Comments on the Psychiatry times web as a respond to the article.
Manuel Mota-Castillo said:
I watch this “Clash of the Titans” with rejoice because it could have a positive outcome for the future of a psychiatric field where specialists would formulate diagnoses based on observations, unbiased history-gathering and clinical skills. I am not an enthusiast of the American Psychiatric Association (APA) but I have been polite when I refer to this organization out of respect for the very same voices involved in this discussion and also my illustrious friend Hagop Akiskal. They all show respect for the APA and I respect them.
Even though I believe that the APA and the American Academic of C&A Psychiatry (AACAP) will have to do more explaining than those responsible for the Tuskegee experiment, I have restrained my desire to say that the APA is “guilty by omission” because many mistakes of the past should have been fixed but they failed to do so. These are some examples:
Lives that could have been productive and happy are spoiled because of misdiagnosed during childhood, i.e., the over-diagnosed ADHD and the retention of Oppositional-Defiant Disorder as a diagnosis to explain why a wrongly labeled “ADHD child” does not behave well.
The absurd use of SSRIs in patients with Borderline Personality Disorders who never improve, unless the medication is accompanied by mood stabilizers and CBT.
The negligent endorsement of prescribing antidepressants on a continue basis to patient with co-morbid PTSD (or OCD) and bipolar disorder.

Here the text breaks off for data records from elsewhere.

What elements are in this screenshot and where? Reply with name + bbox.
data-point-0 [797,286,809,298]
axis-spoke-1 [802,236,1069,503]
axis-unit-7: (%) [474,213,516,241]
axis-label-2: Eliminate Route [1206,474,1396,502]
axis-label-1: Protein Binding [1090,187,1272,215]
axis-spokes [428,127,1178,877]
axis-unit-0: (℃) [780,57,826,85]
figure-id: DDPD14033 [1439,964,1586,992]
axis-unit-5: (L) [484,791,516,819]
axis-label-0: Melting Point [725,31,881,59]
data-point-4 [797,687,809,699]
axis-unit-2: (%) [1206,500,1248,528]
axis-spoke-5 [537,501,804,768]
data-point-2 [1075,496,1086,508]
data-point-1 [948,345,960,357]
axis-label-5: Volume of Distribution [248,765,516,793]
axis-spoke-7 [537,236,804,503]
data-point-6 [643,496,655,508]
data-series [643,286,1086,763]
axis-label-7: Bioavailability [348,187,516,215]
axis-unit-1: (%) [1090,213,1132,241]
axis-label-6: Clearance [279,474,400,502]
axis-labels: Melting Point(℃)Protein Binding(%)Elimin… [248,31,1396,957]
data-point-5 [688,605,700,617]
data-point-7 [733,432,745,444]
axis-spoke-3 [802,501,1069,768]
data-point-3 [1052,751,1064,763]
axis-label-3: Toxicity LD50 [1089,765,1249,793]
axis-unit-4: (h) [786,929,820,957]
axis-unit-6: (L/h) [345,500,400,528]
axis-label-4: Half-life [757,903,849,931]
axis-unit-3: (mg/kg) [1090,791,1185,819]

No even the highly publicized suicide rate among soldiers has moved the APA to take a look at this issue, from this perspective.
Closing eyes and ears to the irrational practice of diagnosing ADHD in autistic patients. Even if the DSM-IV would not ban such nonsense, simple reasoning indicates that autistic children have a clear reason for been inattentive and that another diagnosis is unnecessary. Equally scientifically-challenged is the decision to diagnose autistic children with Social Anxiety Disorder but nevertheless is happening in some of the most prestigious psychiatric training program in the USA, as can be corroborated in their podcasts. And the problem is not just misdiagnosing but, as Dr. Ghaemi accurately quoted Hippocrates, we should “at least do not harm” . Stimulants, by increasing dopamine, are a poison to obsessive or nervous people.
Having the knowledge that many doctors diagnose 80 to 90% of their patients with the same disease (ADHD) and no questioning such statistical impossibility is something that leaves the APA and the AACAP in a very hard to defense position.
The list could go on and I don’t want to lose the attention of the readers but I hope that more colleagues will join this discussion and maybe then the APA will take the bull by the horns.